### Data Integration of Subsidiary Companies into Parent Groups

In this phase of the project, a crucial task is to amalgamate the datasets of subsidiary companies into single consolidated records for each parent company.

## Initial Preparation for Data Integration Process

Before embarking on the task of merging subsidiary companies' data into their respective parent company datasets, the environment was prepared with the necessary Python libraries.

In [1]:
import pandas as pd
import os
import numpy as np

## Setting up paths for data integration (input and output path)

In [2]:
input_path = "C:/Users/zkarimib@volvocars.com/OneDrive - Volvo Cars/Zohreh/Consultant Supplier Quality/Counsultant Supplier/Excel File/Company Excel LTI reports/All Consultant Company/231113/Quokka - to combine/"
output_path  = "C:/Users/zkarimib@volvocars.com/OneDrive - Volvo Cars/Zohreh/Consultant Supplier Quality/Counsultant Supplier/Excel File/Company Excel LTI reports/All Consultant Company/231113/in/"

## Listing Files for Subsidiary Data Consolidation

In [3]:
file_list = os.listdir(input_path)
file_list

['se-cr-quokkaab-231113.xlsx', 'se-cr-quokkasw-231113.xlsx']

### Retrieving File Names for Subsidiaries

With the directory paths set, the next step is to list all the Excel files present in the `input_path` directory. These files represent the individual datasets for each subsidiary under the Company that will be combined into a single comprehensive dataset.

#### Process for File Listing:

1. **File Retrieval**:
   - The `os.listdir` function is utilized to fetch all file names within the specified `input_path`. 

2. **File List Creation**:
   - A variable named `file_list` stores the names of the files. This list will be iterated over in the data consolidation script.

#### Technical Insight:

- The `file_list` variable becomes a central component in the subsequent data processing stages, as it contains the key references to each subsidiary's dataset.

#### Importance of File Enumeration:

- Enumerating files is a critical step, ensuring that no subsidiary's data is overlooked during the consolidation process.
- This list acts as a checkpoint, enabling a systematic approach to processing multiple files in a batch operation.


 ## Extracting Sheet Names from Subsidiary Excel Files

Following the listing of Excel files, the focus shifts to identifying the various sheets within each file.

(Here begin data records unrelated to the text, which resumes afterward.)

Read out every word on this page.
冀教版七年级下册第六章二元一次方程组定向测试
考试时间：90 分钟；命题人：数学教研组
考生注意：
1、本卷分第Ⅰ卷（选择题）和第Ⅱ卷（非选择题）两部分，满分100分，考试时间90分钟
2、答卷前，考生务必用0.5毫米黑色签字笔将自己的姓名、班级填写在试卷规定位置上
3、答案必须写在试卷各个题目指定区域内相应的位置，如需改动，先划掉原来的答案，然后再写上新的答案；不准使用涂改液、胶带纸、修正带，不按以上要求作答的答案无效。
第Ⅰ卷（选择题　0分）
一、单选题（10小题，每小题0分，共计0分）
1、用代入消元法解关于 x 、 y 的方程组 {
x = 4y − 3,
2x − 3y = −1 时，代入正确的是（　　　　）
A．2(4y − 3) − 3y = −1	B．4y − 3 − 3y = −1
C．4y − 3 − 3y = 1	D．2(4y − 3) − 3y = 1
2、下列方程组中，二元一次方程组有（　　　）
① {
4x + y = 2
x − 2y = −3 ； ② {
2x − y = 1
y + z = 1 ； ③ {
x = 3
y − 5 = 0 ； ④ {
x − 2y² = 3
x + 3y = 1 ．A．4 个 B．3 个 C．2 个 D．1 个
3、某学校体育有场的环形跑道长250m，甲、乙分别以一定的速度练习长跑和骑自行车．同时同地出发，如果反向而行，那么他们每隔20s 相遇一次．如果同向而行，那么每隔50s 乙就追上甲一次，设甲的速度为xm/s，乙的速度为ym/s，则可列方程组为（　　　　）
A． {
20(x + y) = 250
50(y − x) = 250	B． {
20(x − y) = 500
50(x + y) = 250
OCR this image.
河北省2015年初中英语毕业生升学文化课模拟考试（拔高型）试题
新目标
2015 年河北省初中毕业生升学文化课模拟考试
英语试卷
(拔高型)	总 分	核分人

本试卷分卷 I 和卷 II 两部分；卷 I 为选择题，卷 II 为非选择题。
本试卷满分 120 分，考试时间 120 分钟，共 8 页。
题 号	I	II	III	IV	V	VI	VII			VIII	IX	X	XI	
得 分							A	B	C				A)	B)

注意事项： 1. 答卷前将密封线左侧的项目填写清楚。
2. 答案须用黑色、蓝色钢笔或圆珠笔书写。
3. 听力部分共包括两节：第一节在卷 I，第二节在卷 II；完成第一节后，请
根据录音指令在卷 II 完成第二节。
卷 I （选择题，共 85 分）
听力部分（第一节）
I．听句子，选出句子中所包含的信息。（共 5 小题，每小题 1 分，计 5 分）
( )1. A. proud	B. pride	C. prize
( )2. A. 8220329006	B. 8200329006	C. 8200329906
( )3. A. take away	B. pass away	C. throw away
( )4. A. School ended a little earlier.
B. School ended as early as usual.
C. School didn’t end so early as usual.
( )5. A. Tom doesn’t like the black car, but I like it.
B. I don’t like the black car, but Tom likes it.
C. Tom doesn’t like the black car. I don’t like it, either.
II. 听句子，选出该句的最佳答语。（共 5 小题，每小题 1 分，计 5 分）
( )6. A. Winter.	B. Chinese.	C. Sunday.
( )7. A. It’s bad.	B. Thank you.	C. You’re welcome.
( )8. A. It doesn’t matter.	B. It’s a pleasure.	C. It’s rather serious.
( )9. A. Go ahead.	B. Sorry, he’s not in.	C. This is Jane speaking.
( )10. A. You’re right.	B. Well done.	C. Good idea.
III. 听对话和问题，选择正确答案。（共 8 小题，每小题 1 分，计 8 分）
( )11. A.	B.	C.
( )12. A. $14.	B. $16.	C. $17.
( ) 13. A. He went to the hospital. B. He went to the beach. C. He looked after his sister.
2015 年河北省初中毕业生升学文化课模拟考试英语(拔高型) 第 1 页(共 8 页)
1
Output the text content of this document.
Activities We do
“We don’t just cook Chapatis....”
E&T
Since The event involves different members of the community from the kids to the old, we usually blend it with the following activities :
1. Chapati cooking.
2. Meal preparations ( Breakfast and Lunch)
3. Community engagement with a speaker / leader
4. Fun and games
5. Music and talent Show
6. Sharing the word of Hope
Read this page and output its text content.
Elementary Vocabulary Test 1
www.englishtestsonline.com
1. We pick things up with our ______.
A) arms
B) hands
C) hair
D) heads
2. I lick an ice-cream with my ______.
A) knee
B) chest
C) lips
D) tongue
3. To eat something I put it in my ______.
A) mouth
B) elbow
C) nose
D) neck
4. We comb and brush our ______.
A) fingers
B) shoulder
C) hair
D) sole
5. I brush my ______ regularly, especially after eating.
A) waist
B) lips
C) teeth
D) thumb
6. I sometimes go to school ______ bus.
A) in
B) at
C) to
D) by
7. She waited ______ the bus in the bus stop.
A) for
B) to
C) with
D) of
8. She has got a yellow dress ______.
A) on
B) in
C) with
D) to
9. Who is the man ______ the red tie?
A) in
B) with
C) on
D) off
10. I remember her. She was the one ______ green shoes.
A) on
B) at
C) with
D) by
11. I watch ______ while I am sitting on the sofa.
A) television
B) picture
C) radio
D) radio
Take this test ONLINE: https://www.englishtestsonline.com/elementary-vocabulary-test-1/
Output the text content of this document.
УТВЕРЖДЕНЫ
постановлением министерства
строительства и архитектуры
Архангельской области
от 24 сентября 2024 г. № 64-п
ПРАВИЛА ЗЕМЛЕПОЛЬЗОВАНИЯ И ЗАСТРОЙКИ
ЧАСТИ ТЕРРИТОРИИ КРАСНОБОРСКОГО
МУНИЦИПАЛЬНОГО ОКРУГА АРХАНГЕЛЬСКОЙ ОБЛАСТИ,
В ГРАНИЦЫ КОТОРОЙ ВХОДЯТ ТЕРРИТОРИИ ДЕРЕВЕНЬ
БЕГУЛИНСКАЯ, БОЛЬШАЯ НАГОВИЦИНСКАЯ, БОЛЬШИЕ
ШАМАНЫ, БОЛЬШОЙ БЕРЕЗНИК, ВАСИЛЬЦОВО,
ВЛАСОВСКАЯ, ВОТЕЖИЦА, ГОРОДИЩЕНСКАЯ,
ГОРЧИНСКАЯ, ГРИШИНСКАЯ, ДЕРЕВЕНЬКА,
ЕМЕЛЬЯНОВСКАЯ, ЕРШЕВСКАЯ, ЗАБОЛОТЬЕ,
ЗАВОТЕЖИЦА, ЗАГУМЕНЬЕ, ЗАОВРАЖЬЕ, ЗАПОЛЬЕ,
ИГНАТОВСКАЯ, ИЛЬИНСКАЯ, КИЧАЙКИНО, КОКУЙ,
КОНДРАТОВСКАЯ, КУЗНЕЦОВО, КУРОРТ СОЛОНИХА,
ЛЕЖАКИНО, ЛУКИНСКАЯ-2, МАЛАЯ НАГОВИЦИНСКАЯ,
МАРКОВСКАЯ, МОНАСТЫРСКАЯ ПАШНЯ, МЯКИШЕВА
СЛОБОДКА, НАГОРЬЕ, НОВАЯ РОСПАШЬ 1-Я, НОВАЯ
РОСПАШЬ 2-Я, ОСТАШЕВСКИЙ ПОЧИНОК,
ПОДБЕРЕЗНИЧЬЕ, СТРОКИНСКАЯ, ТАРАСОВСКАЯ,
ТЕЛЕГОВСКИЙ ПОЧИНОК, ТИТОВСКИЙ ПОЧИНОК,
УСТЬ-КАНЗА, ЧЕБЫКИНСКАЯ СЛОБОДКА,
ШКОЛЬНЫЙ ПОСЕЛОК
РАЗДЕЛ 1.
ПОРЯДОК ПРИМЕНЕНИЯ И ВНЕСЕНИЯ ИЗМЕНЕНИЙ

This action is integral to ensuring comprehensive data capture when consolidating subsidiary data into their overarching corporate datasets.

In [4]:
for file_name in file_list:
        sheets_list = pd.ExcelFile(input_path + file_name)

print(sheets_list.sheet_names)

['Overview', 'Locations', 'Company Movements', 'Location Movements', 'Industry Movements', 'Titles', 'Skills', 'Attrition by Functions', 'Attrition by Locations', 'Schools', 'Degrees', 'Fields of Study']


  warn("Workbook contains no default style, apply openpyxl's default")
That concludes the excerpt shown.